An openness to analytics. Alongside the Browns, Ravens and more recently the Cowboys, the Eagles have long had a reputation as being one of the league’s most data-friendly teams. Every NFL franchise has data scientists or people with analytics in their title on staff at this point, but the Eagles have been aggressive in both actually using that data in their decision-making and empowering people comfortable with that information to be in key roles. Roseman would be considered one of those people.
That has led to meaningful decisions in practice. If the Eagles aren’t comfortable with data, does Pederson feel sufficiently empowered to go for it on fourth-and-goal from the 1-yard line in the Super Bowl, let alone to call for the Philly Special while doing so? Do the Eagles take a swing on a player like Brown, whose metrics hinted at elite play even when Tennessee didn’t see him as that sort of player? Analytics aren’t foolproof — and the Eagles took swings on players such as quarterback Kevin Kolb and defensive end Daniel Te’o-Nesheim before Roseman’s tenure that didn’t necessarily pan out — but the league as a whole has moved toward Philadelphia’s position on data-based decision-making as part of its process.
The takeaway: While Roseman’s career path is still uncommon for NFL GMs, it’s less of an outlier than it was a decade ago.
Most teams are loathe to hire GMs who don’t have a significant scouting background or résumé as an NFL player. That’s less of a red flag now, in part because of Roseman’s success in Philadelphia. And while there will always be different ways to build an organization, even the more traditional GMs think and operate more like him than they would have before his tenure.

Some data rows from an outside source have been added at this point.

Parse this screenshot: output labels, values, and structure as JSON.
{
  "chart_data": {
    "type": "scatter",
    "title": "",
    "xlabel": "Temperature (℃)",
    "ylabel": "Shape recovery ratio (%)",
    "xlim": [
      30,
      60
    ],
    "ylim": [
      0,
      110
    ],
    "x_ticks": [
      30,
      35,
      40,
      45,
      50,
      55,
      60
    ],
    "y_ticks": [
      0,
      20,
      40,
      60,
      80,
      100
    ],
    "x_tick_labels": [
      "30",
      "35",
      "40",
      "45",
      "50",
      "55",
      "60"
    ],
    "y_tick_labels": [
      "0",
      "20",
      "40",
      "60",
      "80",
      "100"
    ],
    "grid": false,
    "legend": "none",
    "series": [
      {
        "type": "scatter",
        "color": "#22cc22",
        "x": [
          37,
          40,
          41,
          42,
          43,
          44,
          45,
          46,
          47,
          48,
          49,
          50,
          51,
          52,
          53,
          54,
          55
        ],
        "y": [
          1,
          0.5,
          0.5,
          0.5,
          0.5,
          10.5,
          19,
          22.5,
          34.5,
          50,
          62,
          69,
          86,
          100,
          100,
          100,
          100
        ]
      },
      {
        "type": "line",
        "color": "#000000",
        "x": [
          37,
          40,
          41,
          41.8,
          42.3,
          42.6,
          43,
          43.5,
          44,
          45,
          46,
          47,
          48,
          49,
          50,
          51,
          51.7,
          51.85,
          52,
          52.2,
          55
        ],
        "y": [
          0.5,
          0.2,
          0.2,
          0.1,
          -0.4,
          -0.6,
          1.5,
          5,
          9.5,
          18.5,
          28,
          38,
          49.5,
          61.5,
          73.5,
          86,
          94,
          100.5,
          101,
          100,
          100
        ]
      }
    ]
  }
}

So … is Roseman a great general manager?
Sometimes? The most accurate thing to say is Roseman is a good general manager with spectacularly high peaks and low valleys. While he has undoubtedly learned from whatever mistakes or disappointments have occurred during his tenure, the same Roseman who came within a holding penalty of potentially winning two Super Bowls in five years is the one who was quasi-fired once and nearly fired a second time.
It’s difficult to reconcile that the same guy did all of that, but it’s important to understand that as we think about the league and its coaches and general managers. It’s too easy and simplistic to rely on what we saw most recently as the only evidence of what a front office is capable of doing. One good (or bad) pick isn’t a great way to judge what a drafter is capable of producing. It’s easier to ride the wild mood swings of reacting to what just happened and regarding your favorite team’s coaches and executives as geniuses or failures with little in between, but it’s also an easy way to get fooled.
I’d also argue the NFL is too aggressive in moving on from general managers. The feeling of having the wrong guy in one of the most important roles in an organization is discouraging, and it’s true that not every GM will turn into a Super Bowl winner given a longer times pan in the role, but progress isn’t linear and isn’t always quick. The Eagles likely would have regretted it if they had actually fired Roseman in 2015 or 2021. Instead, he has turned around their franchise twice.